Parece  ser,  que  el  presidente  Enrique  Peña  Nieto – PRI,  al  estilo  de  su  procreadora  que  lo  inventó;  Televisa,  quiere  subir  su  rating  y  su  aceptación  ante  un  México,  que  algunos  de  sus  sectores  mostramos   nuestro  repudio   ante  su  elección   como  mandatario  de  nuestro  país.    En  la  telenovela  que  están  realizando  todas  y  todos  los  actores  de  ésta  historia  que  comenzó  a  escribirse,  desde  el  2006,  que  se  propusieron  llegar  a  los  Pinos   nuevamente  el  PRI,  como  lo  estuvo  denunciando  Jenaro  Villamil.

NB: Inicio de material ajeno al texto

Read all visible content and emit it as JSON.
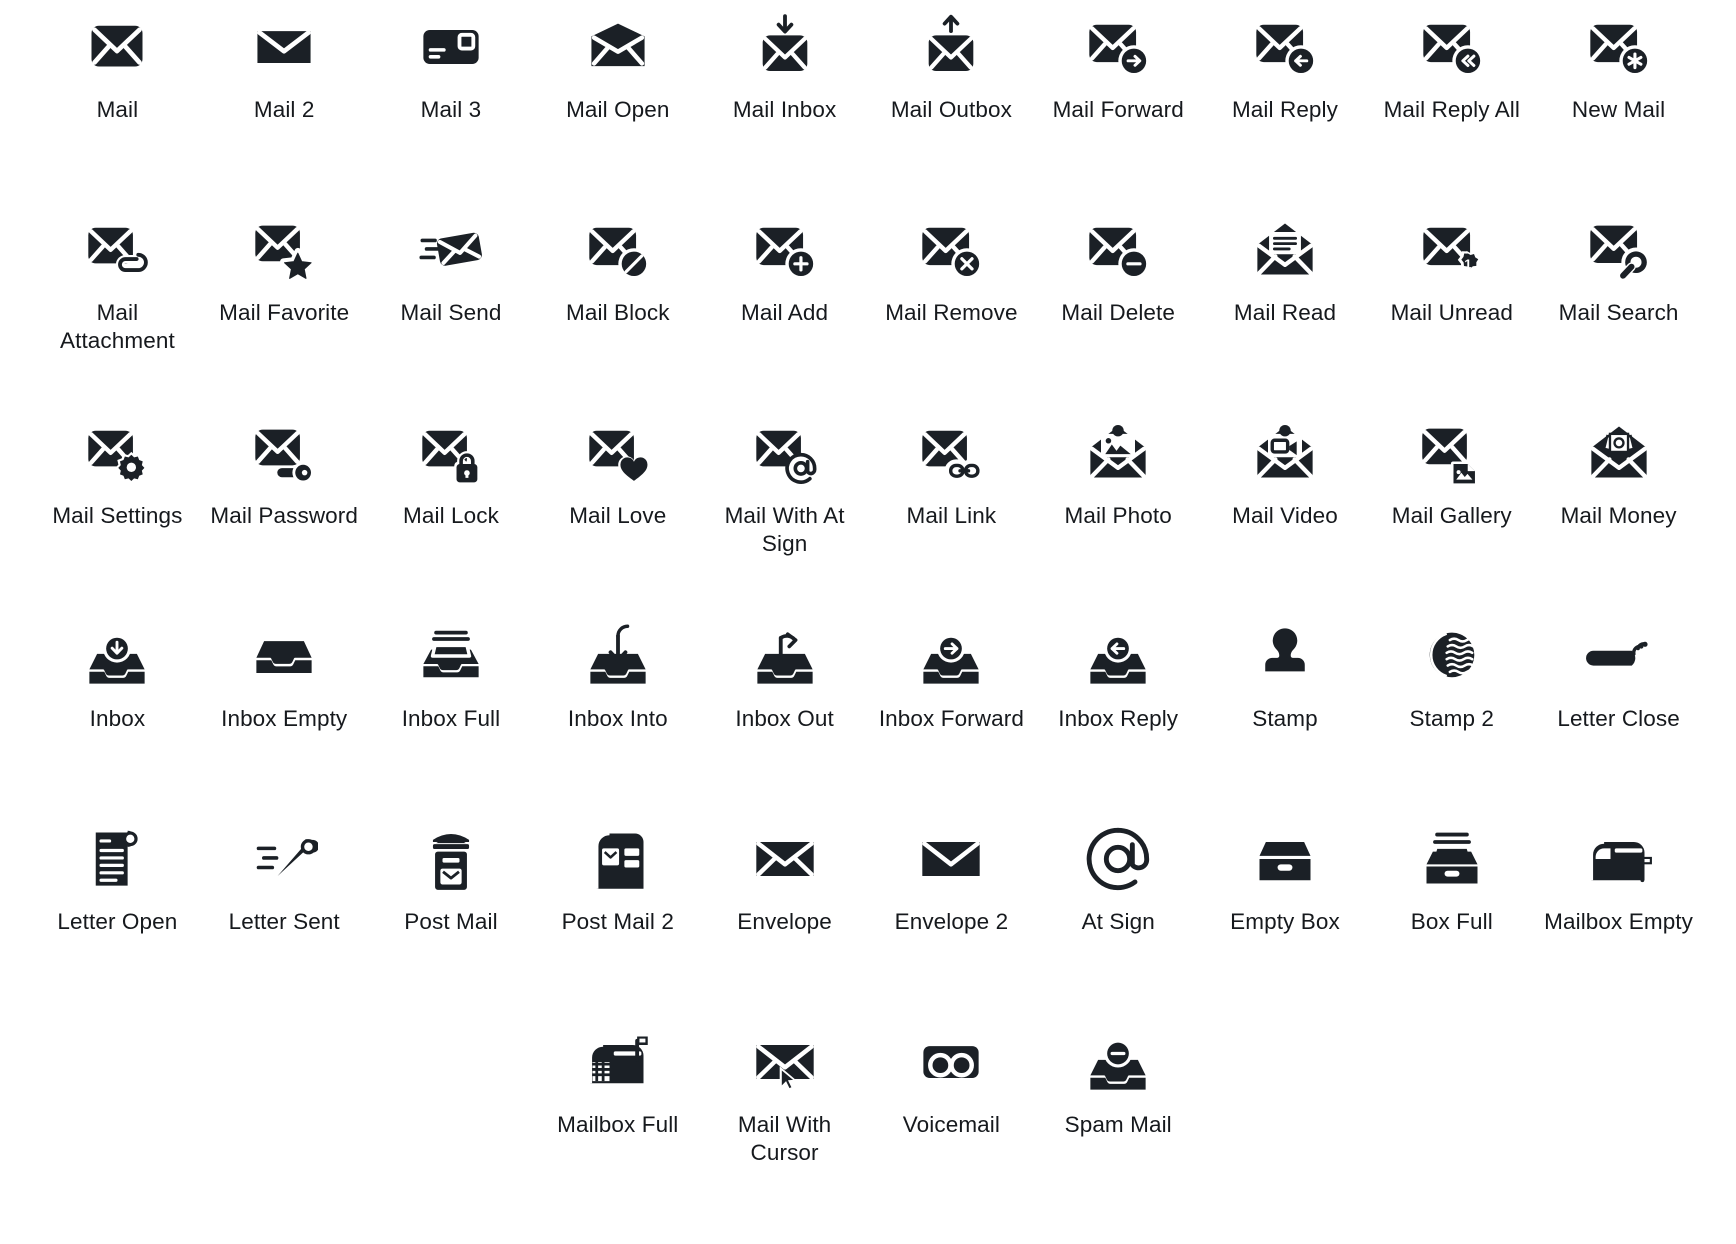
{
  "page": {
    "background": "#ffffff",
    "icon_color": "#1b2026",
    "label_color": "#16191d",
    "columns": 10,
    "rows": 6
  },
  "icons": [
    {
      "id": "mail",
      "label": "Mail"
    },
    {
      "id": "mail-2",
      "label": "Mail 2"
    },
    {
      "id": "mail-3",
      "label": "Mail 3"
    },
    {
      "id": "mail-open",
      "label": "Mail Open"
    },
    {
      "id": "mail-inbox",
      "label": "Mail Inbox"
    },
    {
      "id": "mail-outbox",
      "label": "Mail Outbox"
    },
    {
      "id": "mail-forward",
      "label": "Mail Forward"
    },
    {
      "id": "mail-reply",
      "label": "Mail Reply"
    },
    {
      "id": "mail-reply-all",
      "label": "Mail Reply All"
    },
    {
      "id": "new-mail",
      "label": "New Mail"
    },
    {
      "id": "mail-attachment",
      "label": "Mail Attachment"
    },
    {
      "id": "mail-favorite",
      "label": "Mail Favorite"
    },
    {
      "id": "mail-send",
      "label": "Mail Send"
    },
    {
      "id": "mail-block",
      "label": "Mail Block"
    },
    {
      "id": "mail-add",
      "label": "Mail Add"
    },
    {
      "id": "mail-remove",
      "label": "Mail Remove"
    },
    {
      "id": "mail-delete",
      "label": "Mail Delete"
    },
    {
      "id": "mail-read",
      "label": "Mail Read"
    },
    {
      "id": "mail-unread",
      "label": "Mail Unread"
    },
    {
      "id": "mail-search",
      "label": "Mail Search"
    },
    {
      "id": "mail-settings",
      "label": "Mail Settings"
    },
    {
      "id": "mail-password",
      "label": "Mail Password"
    },
    {
      "id": "mail-lock",
      "label": "Mail Lock"
    },
    {
      "id": "mail-love",
      "label": "Mail Love"
    },
    {
      "id": "mail-with-at-sign",
      "label": "Mail With At Sign"
    },
    {
      "id": "mail-link",
      "label": "Mail Link"
    },
    {
      "id": "mail-photo",
      "label": "Mail Photo"
    },
    {
      "id": "mail-video",
      "label": "Mail Video"
    },
    {
      "id": "mail-gallery",
      "label": "Mail Gallery"
    },
    {
      "id": "mail-money",
      "label": "Mail Money"
    },
    {
      "id": "inbox",
      "label": "Inbox"
    },
    {
      "id": "inbox-empty",
      "label": "Inbox Empty"
    },
    {
      "id": "inbox-full",
      "label": "Inbox Full"
    },
    {
      "id": "inbox-into",
      "label": "Inbox Into"
    },
    {
      "id": "inbox-out",
      "label": "Inbox Out"
    },
    {
      "id": "inbox-forward",
      "label": "Inbox Forward"
    },
    {
      "id": "inbox-reply",
      "label": "Inbox Reply"
    },
    {
      "id": "stamp",
      "label": "Stamp"
    },
    {
      "id": "stamp-2",
      "label": "Stamp 2"
    },
    {
      "id": "letter-close",
      "label": "Letter Close"
    },
    {
      "id": "letter-open",
      "label": "Letter Open"
    },
    {
      "id": "letter-sent",
      "label": "Letter Sent"
    },
    {
      "id": "post-mail",
      "label": "Post Mail"
    },
    {
      "id": "post-mail-2",
      "label": "Post Mail 2"
    },
    {
      "id": "envelope",
      "label": "Envelope"
    },
    {
      "id": "envelope-2",
      "label": "Envelope 2"
    },
    {
      "id": "at-sign",
      "label": "At Sign"
    },
    {
      "id": "empty-box",
      "label": "Empty Box"
    },
    {
      "id": "box-full",
      "label": "Box Full"
    },
    {
      "id": "mailbox-empty",
      "label": "Mailbox Empty"
    },
    {
      "id": "mailbox-full",
      "label": "Mailbox Full"
    },
    {
      "id": "mail-with-cursor",
      "label": "Mail With Cursor"
    },
    {
      "id": "voicemail",
      "label": "Voicemail"
    },
    {
      "id": "spam-mail",
      "label": "Spam Mail"
    }
  ]
}
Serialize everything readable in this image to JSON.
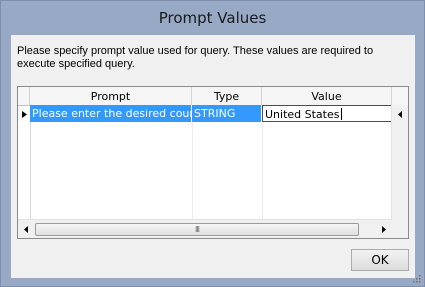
{
  "window": {
    "title": "Prompt Values"
  },
  "instructions": "Please specify prompt value used for query.  These values are required to execute specified query.",
  "grid": {
    "columns": [
      "Prompt",
      "Type",
      "Value"
    ],
    "rows": [
      {
        "prompt": "Please enter the desired country",
        "type": "STRING",
        "value": "United States"
      }
    ],
    "hscroll_grip": "III"
  },
  "buttons": {
    "ok_label": "OK"
  },
  "icons": {
    "row_indicator": "triangle-right",
    "scroll_left": "triangle-left",
    "scroll_right": "triangle-right",
    "resize_grip": "dots"
  },
  "colors": {
    "titlebar": "#97a9c5",
    "selection": "#3399ff"
  }
}
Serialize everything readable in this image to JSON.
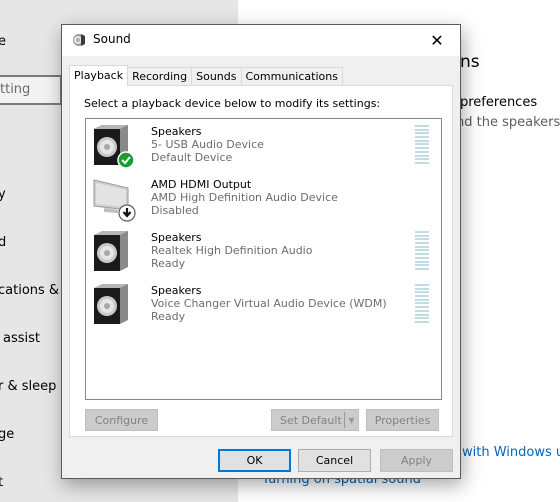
{
  "background": {
    "left_items": [
      "e",
      "y",
      "d",
      "cations & a",
      "assist",
      "r & sleep",
      "ge",
      "t"
    ],
    "search_partial": "tting",
    "right_texts": {
      "heading_partial": "ns",
      "preferences_partial": "preferences",
      "preferences_desc_partial": "nd the speakers or",
      "link1_partial": "with Windows u",
      "link2": "Turning on spatial sound"
    }
  },
  "dialog": {
    "title": "Sound",
    "close_glyph": "✕",
    "tabs": [
      {
        "label": "Playback",
        "active": true
      },
      {
        "label": "Recording",
        "active": false
      },
      {
        "label": "Sounds",
        "active": false
      },
      {
        "label": "Communications",
        "active": false
      }
    ],
    "instruction": "Select a playback device below to modify its settings:",
    "devices": [
      {
        "name": "Speakers",
        "description": "5- USB Audio Device",
        "status": "Default Device",
        "icon": "speaker-icon",
        "badge": "default-check-icon",
        "has_meter": true
      },
      {
        "name": "AMD HDMI Output",
        "description": "AMD High Definition Audio Device",
        "status": "Disabled",
        "icon": "monitor-icon",
        "badge": "disabled-down-arrow-icon",
        "has_meter": false
      },
      {
        "name": "Speakers",
        "description": "Realtek High Definition Audio",
        "status": "Ready",
        "icon": "speaker-icon",
        "badge": null,
        "has_meter": true
      },
      {
        "name": "Speakers",
        "description": "Voice Changer Virtual Audio Device (WDM)",
        "status": "Ready",
        "icon": "speaker-icon",
        "badge": null,
        "has_meter": true
      }
    ],
    "buttons": {
      "configure": "Configure",
      "set_default": "Set Default",
      "set_default_arrow": "▼",
      "properties": "Properties",
      "ok": "OK",
      "cancel": "Cancel",
      "apply": "Apply"
    }
  }
}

Con  la  supuesta  obra  de  actuación  barata,  de  la  detención  de  Elba  Esther  Gordillo,  el  PRI – Enrique  Peña  Nieto  y  demás  compinches,  quieren  ganarse  más   fans  y  su  aprobación,  ante  un  sector  de  la  sociedad  que  no  lo  aceptó  como  presidente,  nos quieren  vender   la  idea  de  que  ellos  son  el  nuevo  PRI.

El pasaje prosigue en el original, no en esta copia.